When did it become okay for him to stick his cock in another woman?

Because, drunk or not, that never should’ve happened. I could’ve been falling down from alcohol consumption, and I would never have slept with another man.

* * *

Moving day arrives and with it comes a sense of excitement. This is the first time I’ve felt hopeful in a long time. Joseph hired movers to take all my possessions and necessities to my parent’s garage. I told him I didn’t want him paying for anything else, but he insisted. I guess guilt can be a bitch on the wallet. The rest of my things get packed neatly into the trunk and back seat of my two-year-old Volvo.

Now that I’ve gained some distance from Joseph, I realize he was turning me into the perfect little wife. Nice conservative clothes – check. Dependable sedan – check. People pleaser - check. It’s disconcerting how much I let him change me and now I’m not even sure how to undo all the damage he caused to my psyche.

How do I go about finding myself when I can’t even remember where I got lost?

What happened to the girl who didn’t rely on anyone for anything? The girl who went to UMass even though her parents pressured her to stay local? Maybe finding that part of me, will help set me on the right path. I need to move forward one step at a time, although moving into my childhood home feels like a giant leap backward.

* * *

Even though I’ve been here for two days, it still feels as though I’ve landed in an alternate universe every time I glance around my old pink bedroom. And in a way, I have. I’ve just regressed six years into the past. If only I could really go back in time and change my actions. Where did I go wrong?

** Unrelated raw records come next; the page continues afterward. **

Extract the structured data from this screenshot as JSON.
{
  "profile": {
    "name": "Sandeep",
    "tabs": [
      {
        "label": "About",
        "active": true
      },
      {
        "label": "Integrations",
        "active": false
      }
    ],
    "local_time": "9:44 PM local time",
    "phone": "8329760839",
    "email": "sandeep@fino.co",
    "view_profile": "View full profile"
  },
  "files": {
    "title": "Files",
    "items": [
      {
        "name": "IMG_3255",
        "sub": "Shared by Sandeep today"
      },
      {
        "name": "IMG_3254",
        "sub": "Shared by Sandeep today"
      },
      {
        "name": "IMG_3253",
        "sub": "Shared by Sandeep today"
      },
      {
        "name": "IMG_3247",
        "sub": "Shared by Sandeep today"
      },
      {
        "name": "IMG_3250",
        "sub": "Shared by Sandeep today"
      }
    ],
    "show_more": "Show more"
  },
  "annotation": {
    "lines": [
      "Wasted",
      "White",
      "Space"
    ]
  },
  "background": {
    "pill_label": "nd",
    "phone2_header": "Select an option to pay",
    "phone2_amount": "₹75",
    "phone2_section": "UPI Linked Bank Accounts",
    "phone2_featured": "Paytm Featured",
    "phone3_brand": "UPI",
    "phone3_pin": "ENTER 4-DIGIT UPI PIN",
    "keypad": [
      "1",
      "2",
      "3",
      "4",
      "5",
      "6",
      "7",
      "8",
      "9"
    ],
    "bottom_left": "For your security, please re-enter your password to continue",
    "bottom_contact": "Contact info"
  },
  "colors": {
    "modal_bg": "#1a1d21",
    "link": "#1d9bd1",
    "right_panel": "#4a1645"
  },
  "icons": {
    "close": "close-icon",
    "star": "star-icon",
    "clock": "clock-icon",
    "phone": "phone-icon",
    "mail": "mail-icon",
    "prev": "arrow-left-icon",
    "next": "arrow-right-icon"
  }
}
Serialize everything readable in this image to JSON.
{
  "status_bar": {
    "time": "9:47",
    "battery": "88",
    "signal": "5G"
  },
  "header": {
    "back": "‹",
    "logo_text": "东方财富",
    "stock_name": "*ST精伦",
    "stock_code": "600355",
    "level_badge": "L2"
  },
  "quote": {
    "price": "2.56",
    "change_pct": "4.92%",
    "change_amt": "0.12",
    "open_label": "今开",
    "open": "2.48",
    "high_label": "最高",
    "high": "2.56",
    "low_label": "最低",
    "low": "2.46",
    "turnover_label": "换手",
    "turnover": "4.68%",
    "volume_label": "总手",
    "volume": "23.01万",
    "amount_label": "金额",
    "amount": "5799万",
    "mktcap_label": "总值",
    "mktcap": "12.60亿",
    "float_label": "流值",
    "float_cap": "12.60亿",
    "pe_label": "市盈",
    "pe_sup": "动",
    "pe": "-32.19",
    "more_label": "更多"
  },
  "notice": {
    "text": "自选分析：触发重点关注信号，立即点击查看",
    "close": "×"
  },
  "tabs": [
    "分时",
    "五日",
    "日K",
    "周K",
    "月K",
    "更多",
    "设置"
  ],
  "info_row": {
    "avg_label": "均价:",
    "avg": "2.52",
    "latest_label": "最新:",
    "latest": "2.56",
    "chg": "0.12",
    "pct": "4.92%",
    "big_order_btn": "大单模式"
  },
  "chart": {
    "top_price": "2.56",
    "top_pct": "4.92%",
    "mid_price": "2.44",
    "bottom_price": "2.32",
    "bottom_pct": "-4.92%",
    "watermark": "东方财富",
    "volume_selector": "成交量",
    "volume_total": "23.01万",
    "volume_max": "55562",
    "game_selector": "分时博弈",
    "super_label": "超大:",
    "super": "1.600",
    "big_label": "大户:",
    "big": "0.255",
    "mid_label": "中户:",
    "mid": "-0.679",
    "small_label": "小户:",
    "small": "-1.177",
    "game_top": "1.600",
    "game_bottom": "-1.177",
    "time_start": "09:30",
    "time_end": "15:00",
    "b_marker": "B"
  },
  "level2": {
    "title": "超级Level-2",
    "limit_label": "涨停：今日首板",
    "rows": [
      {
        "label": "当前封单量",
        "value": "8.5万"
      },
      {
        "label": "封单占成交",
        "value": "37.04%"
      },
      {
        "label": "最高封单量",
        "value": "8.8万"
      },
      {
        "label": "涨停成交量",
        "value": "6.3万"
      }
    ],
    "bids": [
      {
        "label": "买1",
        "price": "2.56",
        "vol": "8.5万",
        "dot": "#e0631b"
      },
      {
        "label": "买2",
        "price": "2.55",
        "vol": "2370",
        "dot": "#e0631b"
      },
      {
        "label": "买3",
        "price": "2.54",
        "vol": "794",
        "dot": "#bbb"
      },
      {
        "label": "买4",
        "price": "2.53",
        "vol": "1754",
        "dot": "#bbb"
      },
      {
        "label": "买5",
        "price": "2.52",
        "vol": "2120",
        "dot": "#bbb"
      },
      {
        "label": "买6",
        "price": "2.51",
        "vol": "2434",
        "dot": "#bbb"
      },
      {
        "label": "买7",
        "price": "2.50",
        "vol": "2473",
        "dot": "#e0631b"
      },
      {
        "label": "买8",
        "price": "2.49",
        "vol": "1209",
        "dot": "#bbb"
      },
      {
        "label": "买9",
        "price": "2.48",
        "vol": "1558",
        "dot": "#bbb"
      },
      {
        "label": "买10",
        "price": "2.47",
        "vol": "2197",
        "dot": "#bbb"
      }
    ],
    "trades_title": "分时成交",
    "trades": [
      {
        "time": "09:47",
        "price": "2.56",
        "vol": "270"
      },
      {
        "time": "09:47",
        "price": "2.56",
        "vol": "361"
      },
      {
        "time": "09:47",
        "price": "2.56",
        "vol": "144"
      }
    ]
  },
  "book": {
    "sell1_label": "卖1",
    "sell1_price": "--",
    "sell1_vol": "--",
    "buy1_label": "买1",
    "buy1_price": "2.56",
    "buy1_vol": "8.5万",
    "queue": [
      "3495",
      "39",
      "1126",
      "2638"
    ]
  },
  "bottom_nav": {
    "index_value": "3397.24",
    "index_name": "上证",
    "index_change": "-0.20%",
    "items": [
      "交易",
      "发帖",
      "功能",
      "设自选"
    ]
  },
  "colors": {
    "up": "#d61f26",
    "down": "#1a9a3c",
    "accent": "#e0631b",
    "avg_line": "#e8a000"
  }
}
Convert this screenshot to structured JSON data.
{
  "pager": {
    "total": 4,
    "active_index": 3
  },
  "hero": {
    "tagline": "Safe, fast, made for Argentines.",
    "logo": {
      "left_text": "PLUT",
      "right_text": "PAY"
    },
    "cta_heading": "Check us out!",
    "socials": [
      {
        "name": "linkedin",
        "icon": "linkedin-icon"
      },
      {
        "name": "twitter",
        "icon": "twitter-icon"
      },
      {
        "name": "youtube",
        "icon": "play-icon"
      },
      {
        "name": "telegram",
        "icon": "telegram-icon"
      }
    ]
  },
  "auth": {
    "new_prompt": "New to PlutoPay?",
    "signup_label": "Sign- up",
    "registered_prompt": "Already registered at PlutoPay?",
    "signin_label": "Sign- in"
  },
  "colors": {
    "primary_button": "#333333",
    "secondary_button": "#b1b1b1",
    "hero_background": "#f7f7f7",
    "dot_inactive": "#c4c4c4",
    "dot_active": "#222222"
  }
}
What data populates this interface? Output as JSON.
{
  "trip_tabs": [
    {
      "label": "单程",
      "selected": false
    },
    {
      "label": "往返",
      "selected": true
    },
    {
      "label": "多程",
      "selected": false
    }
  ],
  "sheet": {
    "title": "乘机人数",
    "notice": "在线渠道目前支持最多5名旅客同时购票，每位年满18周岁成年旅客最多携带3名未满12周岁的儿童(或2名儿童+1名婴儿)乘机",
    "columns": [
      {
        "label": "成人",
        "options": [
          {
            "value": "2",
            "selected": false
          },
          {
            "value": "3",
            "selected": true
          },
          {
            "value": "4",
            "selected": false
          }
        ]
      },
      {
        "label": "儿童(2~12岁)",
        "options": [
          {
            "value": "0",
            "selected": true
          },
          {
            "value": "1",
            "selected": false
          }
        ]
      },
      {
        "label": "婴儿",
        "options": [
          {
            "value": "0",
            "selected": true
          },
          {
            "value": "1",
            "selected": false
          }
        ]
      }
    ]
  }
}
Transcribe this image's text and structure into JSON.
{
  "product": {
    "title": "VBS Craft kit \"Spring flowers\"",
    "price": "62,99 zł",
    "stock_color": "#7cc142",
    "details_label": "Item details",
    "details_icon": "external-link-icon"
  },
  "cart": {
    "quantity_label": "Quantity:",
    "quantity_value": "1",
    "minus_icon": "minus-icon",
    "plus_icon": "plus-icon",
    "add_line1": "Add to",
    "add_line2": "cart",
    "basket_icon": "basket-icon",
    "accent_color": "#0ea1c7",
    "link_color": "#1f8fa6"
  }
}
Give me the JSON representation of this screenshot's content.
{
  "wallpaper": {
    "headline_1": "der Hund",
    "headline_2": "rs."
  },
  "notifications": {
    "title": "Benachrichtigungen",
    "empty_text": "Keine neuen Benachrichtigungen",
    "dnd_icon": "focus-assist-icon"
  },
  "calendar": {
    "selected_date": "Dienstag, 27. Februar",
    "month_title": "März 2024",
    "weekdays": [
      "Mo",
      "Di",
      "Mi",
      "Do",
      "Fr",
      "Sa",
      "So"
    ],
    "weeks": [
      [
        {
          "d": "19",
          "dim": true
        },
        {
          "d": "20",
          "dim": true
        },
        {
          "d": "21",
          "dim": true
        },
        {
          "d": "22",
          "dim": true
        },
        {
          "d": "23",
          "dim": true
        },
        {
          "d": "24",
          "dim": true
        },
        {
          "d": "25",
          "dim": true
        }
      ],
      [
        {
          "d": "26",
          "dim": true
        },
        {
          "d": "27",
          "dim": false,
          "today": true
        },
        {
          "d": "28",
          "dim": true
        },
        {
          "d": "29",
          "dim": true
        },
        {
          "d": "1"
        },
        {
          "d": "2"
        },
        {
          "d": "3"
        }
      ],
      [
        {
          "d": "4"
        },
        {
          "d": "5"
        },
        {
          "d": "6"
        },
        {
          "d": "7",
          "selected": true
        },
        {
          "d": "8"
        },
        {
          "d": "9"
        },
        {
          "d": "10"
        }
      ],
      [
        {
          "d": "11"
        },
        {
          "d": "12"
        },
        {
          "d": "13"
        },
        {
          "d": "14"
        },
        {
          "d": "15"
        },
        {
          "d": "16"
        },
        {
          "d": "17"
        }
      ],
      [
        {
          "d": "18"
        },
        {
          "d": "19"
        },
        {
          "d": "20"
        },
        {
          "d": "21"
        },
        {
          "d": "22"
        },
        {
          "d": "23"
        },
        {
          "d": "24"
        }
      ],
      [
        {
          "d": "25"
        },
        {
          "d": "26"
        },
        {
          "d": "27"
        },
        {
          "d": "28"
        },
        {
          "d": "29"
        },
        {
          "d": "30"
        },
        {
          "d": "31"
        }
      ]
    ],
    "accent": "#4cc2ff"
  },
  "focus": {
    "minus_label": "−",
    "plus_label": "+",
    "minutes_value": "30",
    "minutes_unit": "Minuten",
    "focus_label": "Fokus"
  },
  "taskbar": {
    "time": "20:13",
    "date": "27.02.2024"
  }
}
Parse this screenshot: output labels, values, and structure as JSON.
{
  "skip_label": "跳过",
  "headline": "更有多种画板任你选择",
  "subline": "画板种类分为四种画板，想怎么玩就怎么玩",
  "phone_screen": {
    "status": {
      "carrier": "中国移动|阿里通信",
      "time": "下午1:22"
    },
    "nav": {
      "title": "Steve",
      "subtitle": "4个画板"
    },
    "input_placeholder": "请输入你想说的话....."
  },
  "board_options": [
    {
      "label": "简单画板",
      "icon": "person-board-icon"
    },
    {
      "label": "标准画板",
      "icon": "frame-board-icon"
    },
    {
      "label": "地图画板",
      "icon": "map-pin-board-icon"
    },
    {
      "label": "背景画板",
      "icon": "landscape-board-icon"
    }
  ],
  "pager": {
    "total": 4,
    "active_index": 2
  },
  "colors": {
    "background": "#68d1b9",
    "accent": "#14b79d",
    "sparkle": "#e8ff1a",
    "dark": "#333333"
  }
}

Was it in fifth grade when Mary Olson teased me about having a boy name? It didn’t help when I told her I was named after a President. She replied with, “exactly, all the presidents have been male.” She had a point and unfortunately, she wasn’t the only one who made fun of me for my unorthodox name. As a result, I began to overcompensate by wearing as much pink as I possibly could. Pink - a color boys don’t usually wear.

Maybe, I’d go back to the day when I met Joseph in the library at UMass. I was seated alone at a long table studying for one of my exams when he asked if he could share the space with me. He was cute in an unassuming, clean cut way and he had a nice smile with perfect teeth. I nodded and introduced myself and the rest is history.

A better option might be to go back to the day I met Lisa. If I hadn’t met her then she wouldn’t have been introduced to Joseph through me. He and I might still be a couple. We were happy together at one point.

I can’t bring myself to unpack all my clothes and put them away in the closet. Instead, I only take out what I absolutely need to get by for the immediate future. After that, I’m hoping to be in my own place.

The Pepto Bismol pink walls already feel like they’re closing in on me. I need to look for a job. I’m starting dental school at Boston University in January. I applied too late to start for the fall semester, but I can use the extra time to find employment and get settled in an apartment. A fresh start is something I could really use, and I plan to make the most of it. This time, I’m not going to fall for some guy with a nice smile. Straight, white teeth might have been one of my weaknesses, but I’m about to be twenty-six and hopefully older and wiser. This is my chance to do things right. It’s the closest I’ll get to a do over and I plan to take advantage of it.